The spate of legal activity is the latest blow for Tepco, which has been effectively nationalised and expects to spend more than $48bon in compensation alone for the disaster that forced the evacuation of some 160,000 residents.
The lawsuit, filed by two current and two former Fukushima workers who wore masks to court to conceal their identities, claims that Tokyo Electric Power Co Inc and its contractors failed to ensure workers are paid promised hazard allowances, a court filing showed.
"A year ago, Prime Minister (Shinzo) Abe told the world that Fukushima was under control. But that's not the case," Tsuguo Hirota, the lawyer coordinating the lawsuit, said in an interview.
"Workers are not getting promised hazard pay and skilled workers are leaving. It's becoming a place for amateurs only, and that has to worry anyone who lives near the plant."
The workers say Tokyo Electric allowed subcontractors to skim funds allocated for wages to bolster their own profits on the decommissioning project at the expense of workers.
The lawsuit seeks the equivalent of almost $600,000 in unpaid wages from Tokyo Electric and related contractors. It marks the first time that the utility has been sued for the labour practices of the construction companies it employs.
The lawsuit also asks that the 6,000 workers at the nuclear clean-up project either be made effectively government employees, be put on the Tepco payroll directly or otherwise be fairly paid.
Hirota said he expects two additional workers will join the action immediately and that more could follow. Japanese law allows for additional plaintiffs with related claims to join an existing lawsuit.
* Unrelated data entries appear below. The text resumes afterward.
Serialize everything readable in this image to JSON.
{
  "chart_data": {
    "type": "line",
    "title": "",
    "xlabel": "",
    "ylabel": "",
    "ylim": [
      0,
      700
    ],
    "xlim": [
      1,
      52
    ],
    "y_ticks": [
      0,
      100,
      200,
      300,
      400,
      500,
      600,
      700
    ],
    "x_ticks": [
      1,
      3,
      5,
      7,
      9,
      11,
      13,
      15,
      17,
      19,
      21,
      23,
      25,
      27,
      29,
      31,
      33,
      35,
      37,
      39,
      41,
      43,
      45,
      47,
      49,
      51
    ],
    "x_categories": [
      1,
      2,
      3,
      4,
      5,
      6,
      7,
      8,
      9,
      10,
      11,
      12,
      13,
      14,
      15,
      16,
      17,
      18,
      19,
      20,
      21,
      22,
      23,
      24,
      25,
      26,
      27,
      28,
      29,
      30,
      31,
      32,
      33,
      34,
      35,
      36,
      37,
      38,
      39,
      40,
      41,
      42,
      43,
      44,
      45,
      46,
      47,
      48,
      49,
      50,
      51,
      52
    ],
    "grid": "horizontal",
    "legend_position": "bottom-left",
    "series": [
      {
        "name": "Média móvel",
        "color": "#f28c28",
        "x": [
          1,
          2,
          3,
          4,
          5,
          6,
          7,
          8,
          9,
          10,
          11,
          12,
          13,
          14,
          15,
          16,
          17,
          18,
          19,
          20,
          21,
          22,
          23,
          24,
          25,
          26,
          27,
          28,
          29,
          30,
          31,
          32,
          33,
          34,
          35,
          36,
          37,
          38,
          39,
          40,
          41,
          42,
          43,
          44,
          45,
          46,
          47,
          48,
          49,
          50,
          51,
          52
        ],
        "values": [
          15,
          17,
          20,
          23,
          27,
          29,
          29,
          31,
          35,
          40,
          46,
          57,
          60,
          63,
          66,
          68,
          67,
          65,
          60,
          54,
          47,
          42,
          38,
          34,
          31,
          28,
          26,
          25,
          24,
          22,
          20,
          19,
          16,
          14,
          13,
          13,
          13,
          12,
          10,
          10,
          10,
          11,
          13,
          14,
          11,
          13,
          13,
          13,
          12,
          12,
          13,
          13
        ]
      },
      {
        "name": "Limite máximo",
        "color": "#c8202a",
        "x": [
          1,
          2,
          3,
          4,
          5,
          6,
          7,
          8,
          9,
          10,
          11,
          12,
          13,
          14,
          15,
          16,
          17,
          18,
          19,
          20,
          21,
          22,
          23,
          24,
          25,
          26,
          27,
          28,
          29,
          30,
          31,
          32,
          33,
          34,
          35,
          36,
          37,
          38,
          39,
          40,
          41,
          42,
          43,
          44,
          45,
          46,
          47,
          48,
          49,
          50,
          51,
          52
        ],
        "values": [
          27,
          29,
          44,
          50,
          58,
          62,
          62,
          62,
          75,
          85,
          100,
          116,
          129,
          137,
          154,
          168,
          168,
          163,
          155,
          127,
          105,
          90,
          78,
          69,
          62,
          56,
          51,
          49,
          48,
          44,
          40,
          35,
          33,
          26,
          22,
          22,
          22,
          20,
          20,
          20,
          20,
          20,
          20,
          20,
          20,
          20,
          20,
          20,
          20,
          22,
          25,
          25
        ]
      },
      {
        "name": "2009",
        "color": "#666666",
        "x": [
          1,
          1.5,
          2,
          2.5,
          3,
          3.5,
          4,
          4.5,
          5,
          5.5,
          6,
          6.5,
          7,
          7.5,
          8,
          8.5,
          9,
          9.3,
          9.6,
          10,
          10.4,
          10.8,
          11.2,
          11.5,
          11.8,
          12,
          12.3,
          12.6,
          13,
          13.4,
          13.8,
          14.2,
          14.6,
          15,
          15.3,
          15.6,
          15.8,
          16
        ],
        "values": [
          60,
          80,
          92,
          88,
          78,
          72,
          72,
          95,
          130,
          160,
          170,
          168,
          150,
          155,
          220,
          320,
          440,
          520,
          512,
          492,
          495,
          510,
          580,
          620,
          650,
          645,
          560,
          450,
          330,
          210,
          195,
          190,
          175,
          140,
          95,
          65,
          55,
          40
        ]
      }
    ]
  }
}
Tokyo Electric said it had not yet received a copy of the compliant and would respond after seeing the details.
The lawsuit was filed on Wednesday morning by Hirota, the four plaintiffs and a group of supporters at a branch of Fukushima court in Iwaki, about 60 km (36 miles) south of the wrecked nuclear plant.
The plaintiffs have asked to go unnamed out of fear of reprisals from their employers. Fukushima workers say they have been cautioned against speaking to the media or others about work conditions and told they could be fired for doing so.
The plaintiffs were surrounded by a small group of supporters who also wore masks to make the identification of the workers more difficult.
Tokyo Electric said in November last year that it would double the allocation for hazard pay to workers at Fukushima to $200 per day. At the time, the utility was under intense scrutiny because of its failure to control the flow of water pouring through the mangled reactor basements, where it becomes contaminated with radiation and then leaks into the Pacific Ocean.
The utility has also declined to disclose details of contractors that employ some 6,000 workers at the Fukushima plant, citing the private nature of those contracts. It has said it relies on its contractors to enforce labour standards and safety practices.
Some 800 companies are active in the project to decommission the Fukushima reactor. The workers at the site are clearing debris, building tanks to store radioactive water and building a frozen berm of soil intended to contain groundwater and keep it from becoming contaminated.
The project is expected to take decades and will conclude when the melted fuel is removed from three of the reactors on the site that suffered meltdowns.
In addition to Tepco, the lawsuit names several listed subcontractors that it seeks to hold liable for "shared illegal conduct." Those include Taihei Dengyo Kaisha Ltd and Kajima Corp. Tokyo Power Technologies, a subsidiary of Tepco, is also named in the lawsuit.
Taihei Dengyo and Kajima said they had not yet confirmed the facts of the lawsuit.
Shares of Tepco were down 0.3pc in Tokyo, underperforming a 0.6 percent rise in the broader market.